I'm kind of offended, though I undersrtand your skepticism.
As for the second thing, I've nver seen such a proof but it seems very easy to prove in an informal way.
now if your wondering why I'm having difficulty with tensors, i guess I'm stupid.
Terilien said:what must I explain now? stokes? gauss's? change of variables? this is exactly why I would never ask questions in the past.
I'm not asking you to prove yourself and I'm certainly not saying that you're stupid. Regardless of how old you are and regardless of your background, the fact that you're asking questions proves that you're not thick.
Seriously, if you're in high school and you've been able to understand and absorb this much physics and mathematics then you should do very well if you choose to study physics at university. I would however suggest that you look at a book such as Chern, Chen, and Lam to learn differential geometry before trying to learn too much about general relativity.
Oh, and complex analysis is an absolute must. I'm still amazed at how many undergrads I see that don't understand it at all.
I've never found a resource on complex analysis, I am VERY interested in ANY introduction to rigorous mathematics.chern chem and lam? what's the book like? does it start with gaussian geometry or full blown generality?
Terilien said:I'd actually prefer to study mathematics outside of physics but i can't find any non physics books that treat advanced topics with a conversational tone.

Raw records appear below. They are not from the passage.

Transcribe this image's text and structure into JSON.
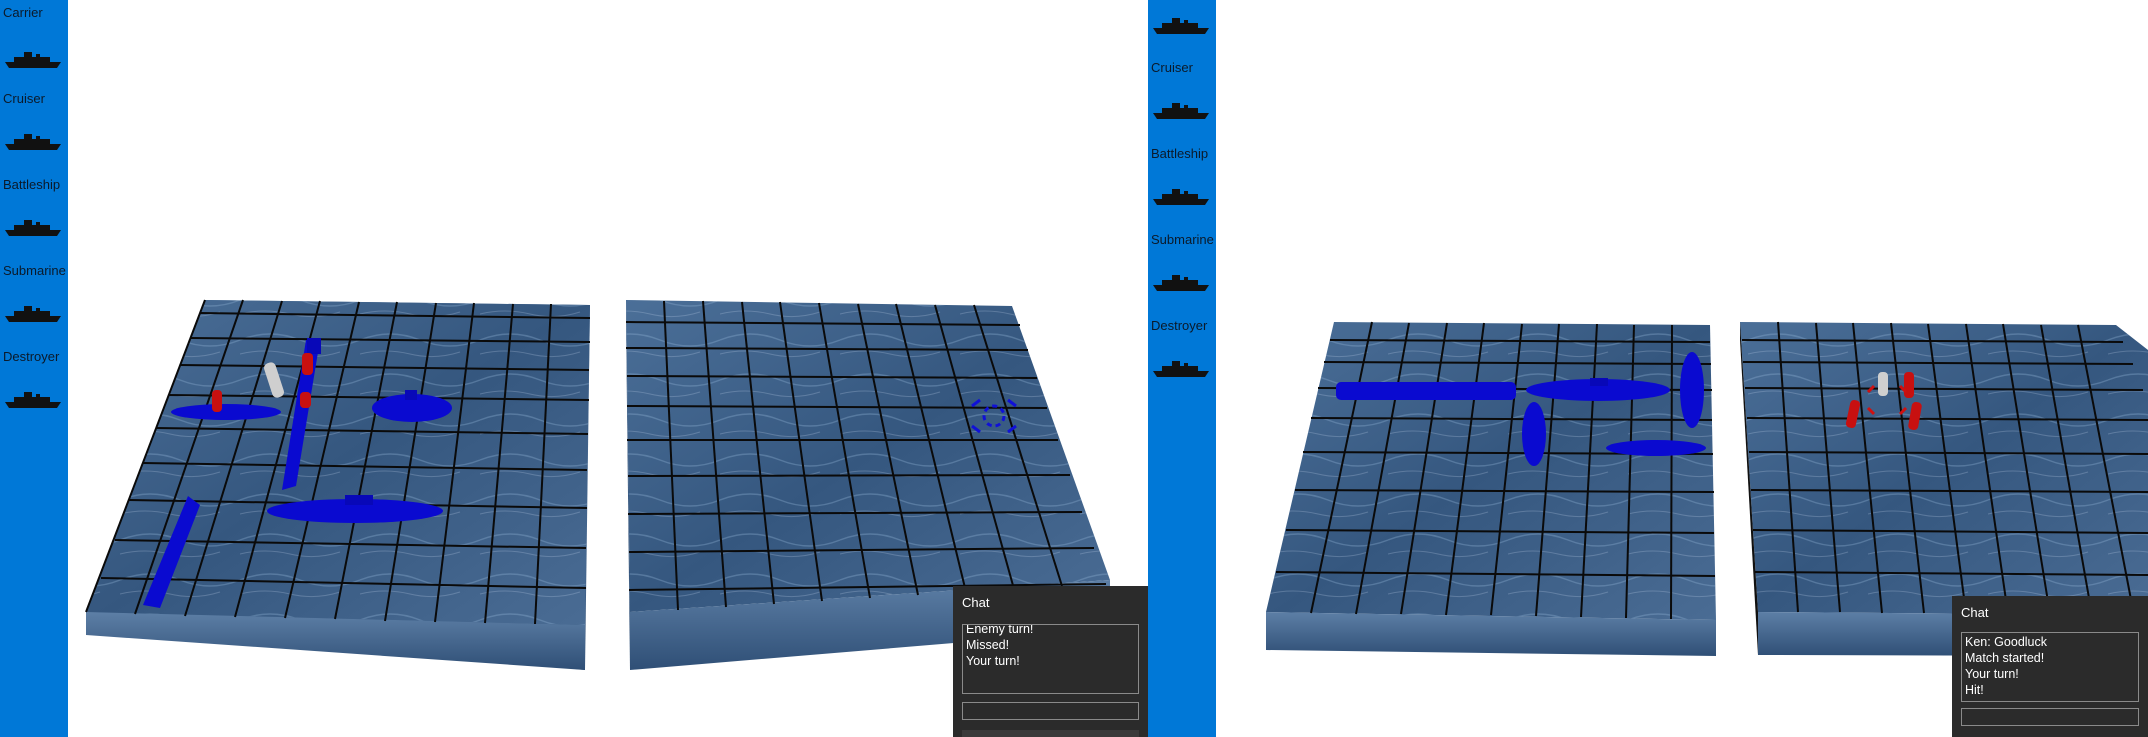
{
  "left_window": {
    "sidebar": {
      "items": [
        {
          "label": "Carrier",
          "icon": "carrier-silhouette-icon"
        },
        {
          "label": "Cruiser",
          "icon": "cruiser-silhouette-icon"
        },
        {
          "label": "Battleship",
          "icon": "battleship-silhouette-icon"
        },
        {
          "label": "Submarine",
          "icon": "submarine-silhouette-icon"
        },
        {
          "label": "Destroyer",
          "icon": "destroyer-silhouette-icon"
        }
      ]
    },
    "chat": {
      "title": "Chat",
      "messages": [
        "Enemy turn!",
        "Missed!",
        "Your turn!"
      ],
      "input_value": ""
    }
  },
  "right_window": {
    "sidebar": {
      "items": [
        {
          "label": "",
          "icon": "carrier-silhouette-icon"
        },
        {
          "label": "Cruiser",
          "icon": "cruiser-silhouette-icon"
        },
        {
          "label": "Battleship",
          "icon": "battleship-silhouette-icon"
        },
        {
          "label": "Submarine",
          "icon": "submarine-silhouette-icon"
        },
        {
          "label": "Destroyer",
          "icon": "destroyer-silhouette-icon"
        }
      ]
    },
    "chat": {
      "title": "Chat",
      "messages": [
        "Ken: Goodluck",
        "Match started!",
        "Your turn!",
        "Hit!"
      ],
      "input_value": ""
    }
  },
  "colors": {
    "sidebar": "#0078d7",
    "ship": "#0a0ad0",
    "hit_peg": "#c81010",
    "miss_peg": "#cfcfcf",
    "water": "#3e5f86",
    "grid": "#0a0a0a",
    "chat_bg": "#2b2b2b"
  }
}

Terilien said:"A "insert fancy term here" is a bijective mapping between two surjective Y spaces".
I know that's not anything specific, but I think you get the point. I'd love to major in physics, but trouble with things like school are getting in the way. sometimes it takes a while for me to get over my fear of studying a certain topic. I'm generally very afraid of not understanding something.
Oh well I'm getting a tad sentimental. My problem is that i generally keep my thoughts on topics to myself because I'm very sensitive to criticism.
I've always wanted to meet a math professor of some sort. Unfortunately I have no idea how to.